Cercò di sforzarsi di ricordare: lo sguardo di Damasu che cercava soccorso si era diretto alla sua sinistra, verso uno dei due ingressi del recinto sacro, quello settentrionale, da cui era rientrato, seguito da una moltitudine di persone. Oltre al suo seguito, tutti quelli che si erano accodati a lui, all’ingresso nel recinto; mentre gli altri, quelli alla sua destra li aveva trovati già schierati, quando si era diretto al sedile a lui riservato, nella serie ininterrotta che correva lungo la circonferenza del recinto in pietra. Era impossibile battere la pista della memoria.
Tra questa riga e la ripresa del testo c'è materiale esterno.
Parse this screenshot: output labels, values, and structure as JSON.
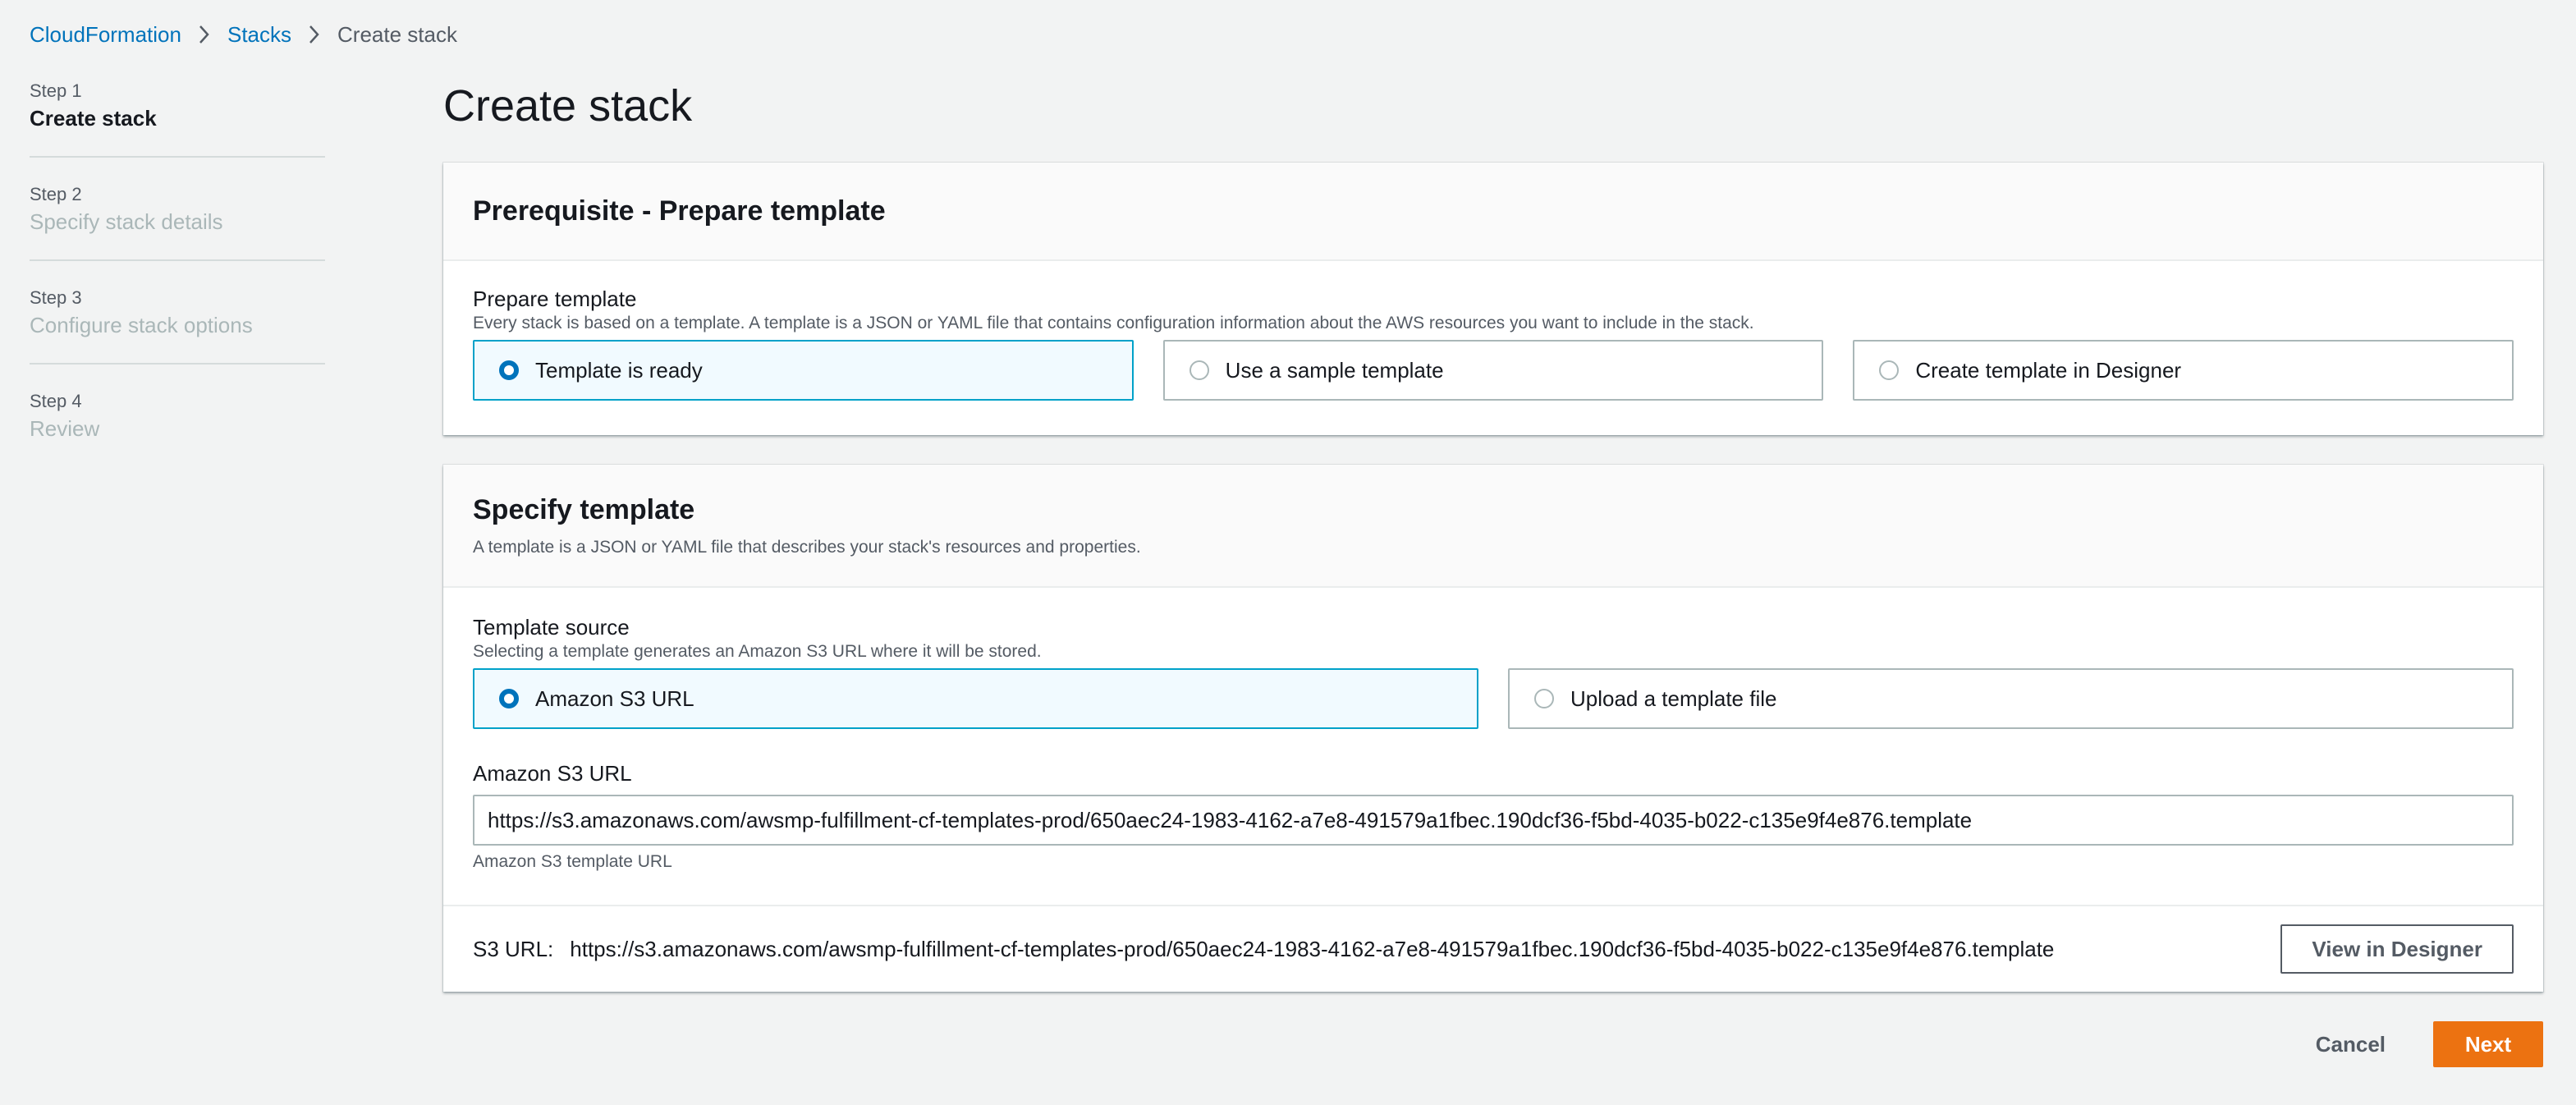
{
  "breadcrumb": {
    "items": [
      "CloudFormation",
      "Stacks"
    ],
    "current": "Create stack"
  },
  "steps": [
    {
      "num": "Step 1",
      "label": "Create stack"
    },
    {
      "num": "Step 2",
      "label": "Specify stack details"
    },
    {
      "num": "Step 3",
      "label": "Configure stack options"
    },
    {
      "num": "Step 4",
      "label": "Review"
    }
  ],
  "page_title": "Create stack",
  "prerequisite": {
    "title": "Prerequisite - Prepare template",
    "field_label": "Prepare template",
    "field_desc": "Every stack is based on a template. A template is a JSON or YAML file that contains configuration information about the AWS resources you want to include in the stack.",
    "options": [
      "Template is ready",
      "Use a sample template",
      "Create template in Designer"
    ],
    "selected_index": 0
  },
  "specify": {
    "title": "Specify template",
    "desc": "A template is a JSON or YAML file that describes your stack's resources and properties.",
    "source_label": "Template source",
    "source_desc": "Selecting a template generates an Amazon S3 URL where it will be stored.",
    "options": [
      "Amazon S3 URL",
      "Upload a template file"
    ],
    "selected_index": 0,
    "url_label": "Amazon S3 URL",
    "url_value": "https://s3.amazonaws.com/awsmp-fulfillment-cf-templates-prod/650aec24-1983-4162-a7e8-491579a1fbec.190dcf36-f5bd-4035-b022-c135e9f4e876.template",
    "url_hint": "Amazon S3 template URL",
    "s3_url_prefix": "S3 URL:",
    "s3_url": "https://s3.amazonaws.com/awsmp-fulfillment-cf-templates-prod/650aec24-1983-4162-a7e8-491579a1fbec.190dcf36-f5bd-4035-b022-c135e9f4e876.template",
    "view_designer_label": "View in Designer"
  },
  "actions": {
    "cancel_label": "Cancel",
    "next_label": "Next"
  },
  "colors": {
    "accent": "#0073bb",
    "primary": "#ec7211",
    "selected_border": "#00a1c9",
    "selected_bg": "#f1faff"
  }
}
Ci voleva qualcos’altro per ricostruire quei terribili eventi.

Sembrava che Manai, il numero due della gerarchia sacerdotale del villaggio, lo aspettasse, quando giunse in prossimità del pozzo sacro.

«Come ha passato la notte il nobile Elki?» gli chiese subito il re dopo i convenevoli di rito.
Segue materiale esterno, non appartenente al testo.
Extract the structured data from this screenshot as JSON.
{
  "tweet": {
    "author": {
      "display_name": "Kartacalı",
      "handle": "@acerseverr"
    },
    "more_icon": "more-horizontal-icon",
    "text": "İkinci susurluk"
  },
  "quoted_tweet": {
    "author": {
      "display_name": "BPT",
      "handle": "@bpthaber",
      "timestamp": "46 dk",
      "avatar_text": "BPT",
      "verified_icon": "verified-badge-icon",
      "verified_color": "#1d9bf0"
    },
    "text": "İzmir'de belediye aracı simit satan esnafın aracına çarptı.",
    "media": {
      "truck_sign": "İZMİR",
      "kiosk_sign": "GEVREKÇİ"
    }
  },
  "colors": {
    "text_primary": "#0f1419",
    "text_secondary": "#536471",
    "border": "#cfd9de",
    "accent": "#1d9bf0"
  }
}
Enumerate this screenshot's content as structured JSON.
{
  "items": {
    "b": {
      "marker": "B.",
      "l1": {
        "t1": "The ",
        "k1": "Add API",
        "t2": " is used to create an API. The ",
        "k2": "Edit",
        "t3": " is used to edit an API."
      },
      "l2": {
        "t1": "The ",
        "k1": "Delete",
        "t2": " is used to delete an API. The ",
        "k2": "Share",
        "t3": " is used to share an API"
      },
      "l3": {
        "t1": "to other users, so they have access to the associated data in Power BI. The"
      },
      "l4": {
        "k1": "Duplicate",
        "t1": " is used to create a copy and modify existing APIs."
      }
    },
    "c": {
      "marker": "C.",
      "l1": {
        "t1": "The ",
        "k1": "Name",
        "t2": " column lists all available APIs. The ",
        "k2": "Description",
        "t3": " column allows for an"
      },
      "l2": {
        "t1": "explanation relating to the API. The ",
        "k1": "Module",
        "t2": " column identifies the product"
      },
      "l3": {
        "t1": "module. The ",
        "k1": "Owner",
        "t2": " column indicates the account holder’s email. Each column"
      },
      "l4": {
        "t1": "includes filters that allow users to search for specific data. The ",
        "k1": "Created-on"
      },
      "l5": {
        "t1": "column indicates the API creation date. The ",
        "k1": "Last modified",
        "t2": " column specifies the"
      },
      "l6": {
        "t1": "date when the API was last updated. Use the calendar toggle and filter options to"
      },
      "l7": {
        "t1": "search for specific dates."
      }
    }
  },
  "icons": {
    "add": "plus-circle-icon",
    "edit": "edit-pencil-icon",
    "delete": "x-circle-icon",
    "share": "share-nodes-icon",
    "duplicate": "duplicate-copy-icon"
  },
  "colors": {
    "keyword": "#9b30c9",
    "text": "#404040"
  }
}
«L’ho vegliato tutta la notte. Sono riuscito a cacciar via il demone del ferro che gli ha morso le carni: a forza di impacchi di acqua fresca del pozzo; poi gli ho indotto il sonno con un decotto a base di acacia, cardo, genziana e melissa. E gli sono stato al fianco tutto il tempo».

«Ha parlato?», chiese ancora Itzocar con un gesto di apprezzamento per le cure profuse all’uomo che gli aveva salvato la vita.

«Solo frasi senza senso, prima che io gli levassi l’eccessivo calore dal corpo».

«Ce la farà?» domandò poi osservando il suo amico sacerdote che dormiva con un viso disteso.

«Credo di sì. Gli dei sono con lui e ha un fisico ancora forte».

«Intendo offrire due capretti agli dei dell’acqua per la sua guarigione. Poi ho bisogno di riunire il Gran Consiglio. Puoi presenziare al posto di Elki?»

«Sarà un onore per me presenziare, o re di Kolossoi! Mi farò sostituire al capezzale di Elki e verrò subito dopo il sacrificio».

«Bene, disse Itzocar! » avviandosi. «Ecco il servo di Rumisu che giunge a proposito! Ti aspetto nella sala delle udienze, subito dopo il sacrificio agli dei delle acque! Bada di non contraddirmi se dirò che Elki ha fatto dei nomi!»

«Non oserei mai fare una cosa del genere, mio re!» rispose Manai.

Anche se il potere religioso godeva di una certa indipendenza, il  capo tribù Itzocar era considerato al di sopra di tutti gli uomini del villaggio. Solo gli astri e gli dei potevano più di lui, sulla terra.